What parallels do you see between Quakerism and the Scout Association?

They are both values driven. The Scout values are respect, integrity and cooperation. They are quite ‘Quakerly’. Scout values align with my Quaker values. I do think a concern for the other is so evident in our Quaker social action and in Scouting. It is putting ‘faith into action’ as a Quaker or putting those ‘values into action’ as a Scout. They sit very easily together. The third thing is community. We have a particular community in Meeting for Worship. It is essentially the individual in community. Scouting is similar. These parallels all have a great resonance for me.

There is another shared element: believing you can do something that you did not think you could do. Risking failure. Those fears are very real if you are a Beaver. Are the skills you have valued? This is important. We say as Quakers: ‘that of God’ in each of us. That, to me, is fantastic.

Volunteering is critical to the survival of the Scouts. It is also critical to the survival of Quakerism.

I particularly want to try and encourage people to have a very wide and flexible view of what volunteering means, because if you only think that you need a certain type of person to be a Beaver leader or a certain type of person to sit on a Quaker committee and that they have got to do that for a particular amount of time, which they cannot give, then we will be excluding a lot of people, and we will not be able to keep the organisations going. So, flexible and inclusive volunteering is very dear to my heart.

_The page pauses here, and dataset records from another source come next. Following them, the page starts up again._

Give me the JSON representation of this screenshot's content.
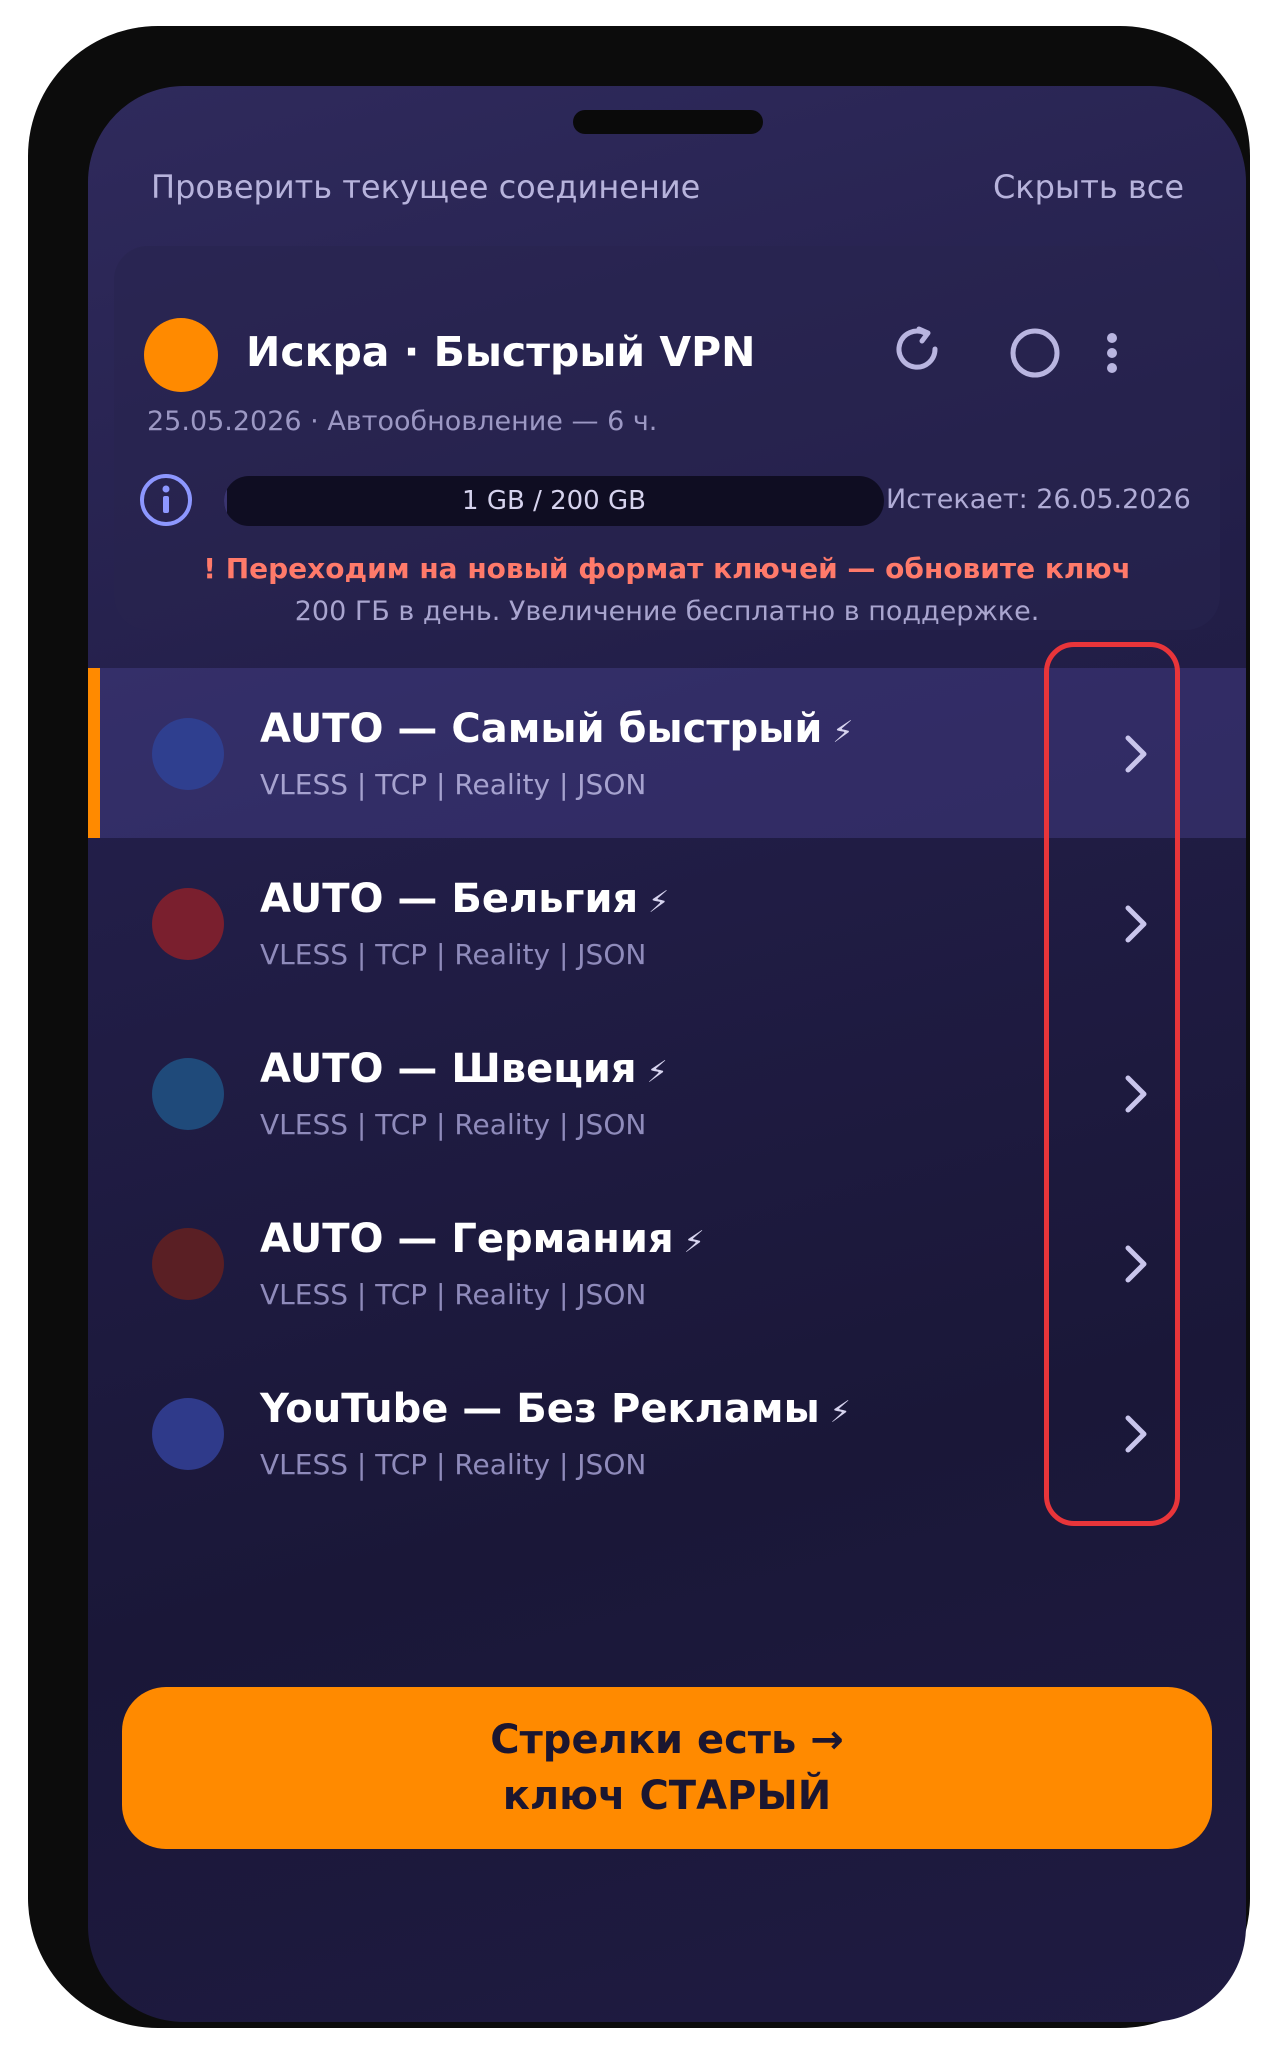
{
  "header": {
    "check_connection": "Проверить текущее соединение",
    "hide_all": "Скрыть все"
  },
  "subscription": {
    "title": "Искра · Быстрый VPN",
    "updated": "25.05.2026 · Автообновление — 6 ч.",
    "traffic_text": "1 GB / 200 GB",
    "traffic_used_fraction": 0.005,
    "expires": "Истекает: 26.05.2026",
    "warning": "! Переходим на новый формат ключей — обновите ключ",
    "notice": "200 ГБ в день. Увеличение бесплатно в поддержке."
  },
  "servers": [
    {
      "name": "AUTO — Самый быстрый",
      "meta": "VLESS | TCP | Reality | JSON",
      "color": "#2f3f8f",
      "active": true
    },
    {
      "name": "AUTO — Бельгия",
      "meta": "VLESS | TCP | Reality | JSON",
      "color": "#7a1f2e",
      "active": false
    },
    {
      "name": "AUTO — Швеция",
      "meta": "VLESS | TCP | Reality | JSON",
      "color": "#1f4a7a",
      "active": false
    },
    {
      "name": "AUTO — Германия",
      "meta": "VLESS | TCP | Reality | JSON",
      "color": "#5a1f24",
      "active": false
    },
    {
      "name": "YouTube — Без Рекламы",
      "meta": "VLESS | TCP | Reality | JSON",
      "color": "#2f3a8a",
      "active": false
    }
  ],
  "bolt_symbol": "⚡",
  "cta": {
    "line1": "Стрелки есть →",
    "line2": "ключ СТАРЫЙ"
  },
  "colors": {
    "accent": "#ff8a00",
    "highlight": "#e8353a",
    "warning": "#ff7a6a"
  }
}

Why is volunteering important to you?

It is not just about ‘giving back’, it is also about what it gives to me. I have learnt to be a much better volunteer as I have got older. I used to get so involved as a chief executive that I was demanding and sometimes impatient of others. Now I am able to chair a board and look at things more objectively, a bit more calmly and with greater perspective. I know that the world is not going to fall in if we don’t achieve something in twenty-four hours. I think there is a giving back, but there is also what you get in seeing the achievements of others and in making things go well. It really does matter to me that charities are governed well by people who really understand about charity trusteeship, which we have struggled with in the Society, with Meeting for Sufferings and the need to conform with Charity Commission law.

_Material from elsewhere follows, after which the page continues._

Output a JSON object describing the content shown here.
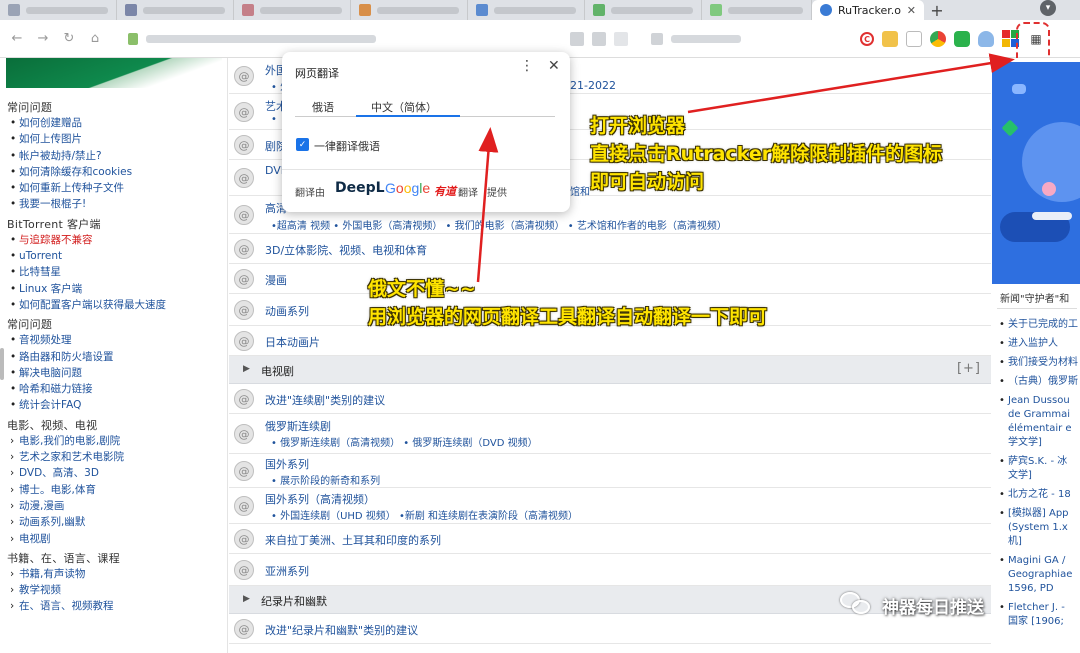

The Kids Company situation was a fiasco. You have to have good governance in place if you want to encourage the public to be philanthropic and to give time and money. That is a burning thing for me.

Some people, particularly former senior executives from business, get involved in charities because they have lost the ‘status’ of employment, such as money and a private office/PA, but they want the oxygen of still feeling important. So, they become a chair of a charity and end up trying to run it – which is not the role of a chair. They have not sorted out their ego needs. Obviously, this does not apply to all charities, but it is a danger. I want people who have succeeded in their careers to become trustees for the sake of the charity. This is my approach and I imagine why I was chosen to be chair of the Scout Association.

You have spoken out very strongly on the importance of skill sets and apprenticeships. You have worked with Ed Miliband on this.

We have all got gifts and talents. They are all different. Why is one more important than another? The false divide between academic and vocational has bedevilled the education system in my lifetime. The reality is that we have failed those generations of technicians and craftsmen.

Why is it important to you?

I don’t have those skills, and the economy needs them. We all need hairdressers and bricklayers. We need engineers who can install renewable energy. We need scientists and craftspeople, and we need to value this as much as we value strategic thinking and people who write reports.

There is not one type of intelligence. Fundamental to this is my belief in multiple intelligences: artistic intelligence; emotional intelligence; practical intelligence; and academic intelligence. All of these are necessary in the world and I feel we are good at valuing this as Quakers – but I do not think society is.